We can't stop the middlebox from saying well, Bob publishes a trans rights blog so now all Bob's blogs are inaccessible just in case. Nor can we prevent Bob from deciding to publish separate keys, "these are for the clown porn and lynching videos, we'll use separate keys for the trans-rights stuff because the Government says that is naughty". But we can make that Bob's choice.
To do that, Alice needs Bob's key and either Alice has to magically know everybody's keys (which doesn't scale) or it is published somewhere for Alice to find, in this case DNS.
If we just say OK we'll encrypt with no particular recipient in mind, that doesn't prevent the scenario we care about, Alice encrypts the message, the middlebox decrypts it (No reason it can't, Alice can't pick Bob as the only recipient) and the middlebox gets to inspect Alice's destination.
delusional•8mo ago
> We can't stop the middlebox from saying well, Bob publishes a trans rights blog so now all Bob's blogs are inaccessible just in case.
Seems incorrect. Bob could publish a single key without any indication of what is behind that key. Alice would get that key (from DNS), but since it was just for talking with Bob in general, nobody knows what Bob has. Alice and Bob are then free to talk about their trans rights.

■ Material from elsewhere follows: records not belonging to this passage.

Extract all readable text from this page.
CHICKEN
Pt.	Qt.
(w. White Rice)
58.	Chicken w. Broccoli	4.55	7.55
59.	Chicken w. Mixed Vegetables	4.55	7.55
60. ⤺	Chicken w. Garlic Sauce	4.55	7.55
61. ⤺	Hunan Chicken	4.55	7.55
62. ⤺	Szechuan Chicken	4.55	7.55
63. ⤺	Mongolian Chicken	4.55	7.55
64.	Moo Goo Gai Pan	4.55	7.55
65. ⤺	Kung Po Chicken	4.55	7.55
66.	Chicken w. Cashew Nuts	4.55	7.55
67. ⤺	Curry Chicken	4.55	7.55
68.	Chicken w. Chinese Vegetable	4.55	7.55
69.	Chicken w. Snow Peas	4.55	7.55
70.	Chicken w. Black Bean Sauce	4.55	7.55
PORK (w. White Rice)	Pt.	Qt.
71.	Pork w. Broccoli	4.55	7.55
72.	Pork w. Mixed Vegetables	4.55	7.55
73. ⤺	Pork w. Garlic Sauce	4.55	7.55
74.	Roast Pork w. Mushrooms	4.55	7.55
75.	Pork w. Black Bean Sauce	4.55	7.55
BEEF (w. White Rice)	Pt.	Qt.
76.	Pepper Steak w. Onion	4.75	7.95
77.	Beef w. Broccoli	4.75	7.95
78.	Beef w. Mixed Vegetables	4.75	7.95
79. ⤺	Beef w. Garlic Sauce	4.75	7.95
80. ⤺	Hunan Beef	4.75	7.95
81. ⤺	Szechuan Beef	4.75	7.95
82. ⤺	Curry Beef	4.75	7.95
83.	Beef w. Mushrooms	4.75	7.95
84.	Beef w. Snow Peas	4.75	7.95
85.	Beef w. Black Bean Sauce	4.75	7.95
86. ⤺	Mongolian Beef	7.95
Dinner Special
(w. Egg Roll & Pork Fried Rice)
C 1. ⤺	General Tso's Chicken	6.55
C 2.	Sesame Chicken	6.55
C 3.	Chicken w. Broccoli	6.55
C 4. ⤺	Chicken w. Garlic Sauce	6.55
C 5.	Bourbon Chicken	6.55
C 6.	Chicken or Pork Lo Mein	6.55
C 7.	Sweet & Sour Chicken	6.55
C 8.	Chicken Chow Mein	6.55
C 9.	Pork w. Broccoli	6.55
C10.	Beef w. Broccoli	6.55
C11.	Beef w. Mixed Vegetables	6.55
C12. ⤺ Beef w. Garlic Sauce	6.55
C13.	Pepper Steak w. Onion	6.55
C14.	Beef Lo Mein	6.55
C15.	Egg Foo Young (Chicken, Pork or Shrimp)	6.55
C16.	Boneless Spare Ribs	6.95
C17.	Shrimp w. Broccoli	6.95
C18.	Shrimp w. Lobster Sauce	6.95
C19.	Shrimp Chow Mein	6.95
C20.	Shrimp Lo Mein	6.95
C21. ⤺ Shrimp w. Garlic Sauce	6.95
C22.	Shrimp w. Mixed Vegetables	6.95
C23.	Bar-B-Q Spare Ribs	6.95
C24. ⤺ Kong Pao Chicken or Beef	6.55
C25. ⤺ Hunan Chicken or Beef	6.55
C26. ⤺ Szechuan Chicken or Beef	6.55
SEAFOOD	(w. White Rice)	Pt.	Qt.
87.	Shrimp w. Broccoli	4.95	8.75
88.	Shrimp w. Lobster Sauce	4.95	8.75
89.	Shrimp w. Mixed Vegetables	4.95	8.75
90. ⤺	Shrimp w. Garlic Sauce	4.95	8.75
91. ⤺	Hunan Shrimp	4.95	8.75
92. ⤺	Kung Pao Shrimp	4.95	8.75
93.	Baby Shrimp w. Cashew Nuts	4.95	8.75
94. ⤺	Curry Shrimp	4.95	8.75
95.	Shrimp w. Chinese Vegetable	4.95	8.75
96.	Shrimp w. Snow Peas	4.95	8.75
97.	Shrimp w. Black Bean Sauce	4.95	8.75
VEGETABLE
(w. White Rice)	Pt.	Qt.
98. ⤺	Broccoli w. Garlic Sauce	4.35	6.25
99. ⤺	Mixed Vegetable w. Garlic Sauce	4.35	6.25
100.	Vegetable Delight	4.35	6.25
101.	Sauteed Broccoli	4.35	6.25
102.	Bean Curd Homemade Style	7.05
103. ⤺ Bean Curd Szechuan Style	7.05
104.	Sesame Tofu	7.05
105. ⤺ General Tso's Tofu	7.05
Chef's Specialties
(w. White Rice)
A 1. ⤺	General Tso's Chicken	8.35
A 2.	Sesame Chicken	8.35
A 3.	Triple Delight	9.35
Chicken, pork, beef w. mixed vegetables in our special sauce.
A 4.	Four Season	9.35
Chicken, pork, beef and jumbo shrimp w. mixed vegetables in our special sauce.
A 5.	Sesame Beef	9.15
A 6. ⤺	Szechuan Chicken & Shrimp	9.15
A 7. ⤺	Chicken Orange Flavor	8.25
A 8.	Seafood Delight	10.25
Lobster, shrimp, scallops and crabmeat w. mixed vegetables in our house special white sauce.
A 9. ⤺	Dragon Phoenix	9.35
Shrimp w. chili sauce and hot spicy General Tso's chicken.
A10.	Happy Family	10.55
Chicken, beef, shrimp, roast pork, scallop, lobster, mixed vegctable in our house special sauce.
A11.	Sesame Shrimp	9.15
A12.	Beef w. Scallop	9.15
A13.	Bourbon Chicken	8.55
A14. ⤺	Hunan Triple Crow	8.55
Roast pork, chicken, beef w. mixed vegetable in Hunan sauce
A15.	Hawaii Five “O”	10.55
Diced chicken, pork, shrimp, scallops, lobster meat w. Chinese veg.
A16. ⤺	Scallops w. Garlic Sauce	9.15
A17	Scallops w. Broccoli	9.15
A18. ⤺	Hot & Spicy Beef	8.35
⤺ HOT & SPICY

The particular point is that there's no reason the middlebox would even know there is a subdomain called trans-rights.bob.example.
tialaramex•8mo ago
Most obviously the humans charged with setting up such tech might literally find out in the ordinary course of their life that they ought to add this rule. Fox News show headline "Ban this sick filth", a letter from the Government about "Extremist sites unsuitable for your employees", and so on.
But technologically there could be a list, maybe a "Ministry of Truth" provides the list of providers who are forbidden, it needn't say why, and if it does say it could lie, usually such lists are (like spam blackholing) automated and unsupervised.
They could search the "Passive DNS" system to find suspicious names and block the entire provider, or likewise with Certificate Transparency.
So alas there are reasons the middlebox might be configured this way.
hypeatei•8mo ago
[0] https://community.fortinet.com/t5/FortiGate/Technical-Tip-Ho...
tialaramex•8mo ago
I guess "Use the American spelling for words" would be a slightly more invasive change than "strip ECH" in this context, but it's not that different. This is a full proxy, your client has (likely because it was configured by corporate IT) agreed that all your communication will run through a proxy, probably somebody will swear they're definitely not logging everything you do† but obviously it could do absolutely anything.
† Actually if you work in trading they might tell you it does log everything, the regulators for these industries want records of everything because they don't trust traders as far as they can throw them, and having met a few traders I know why - they tend to make Boris Johnson look like Forest Gump.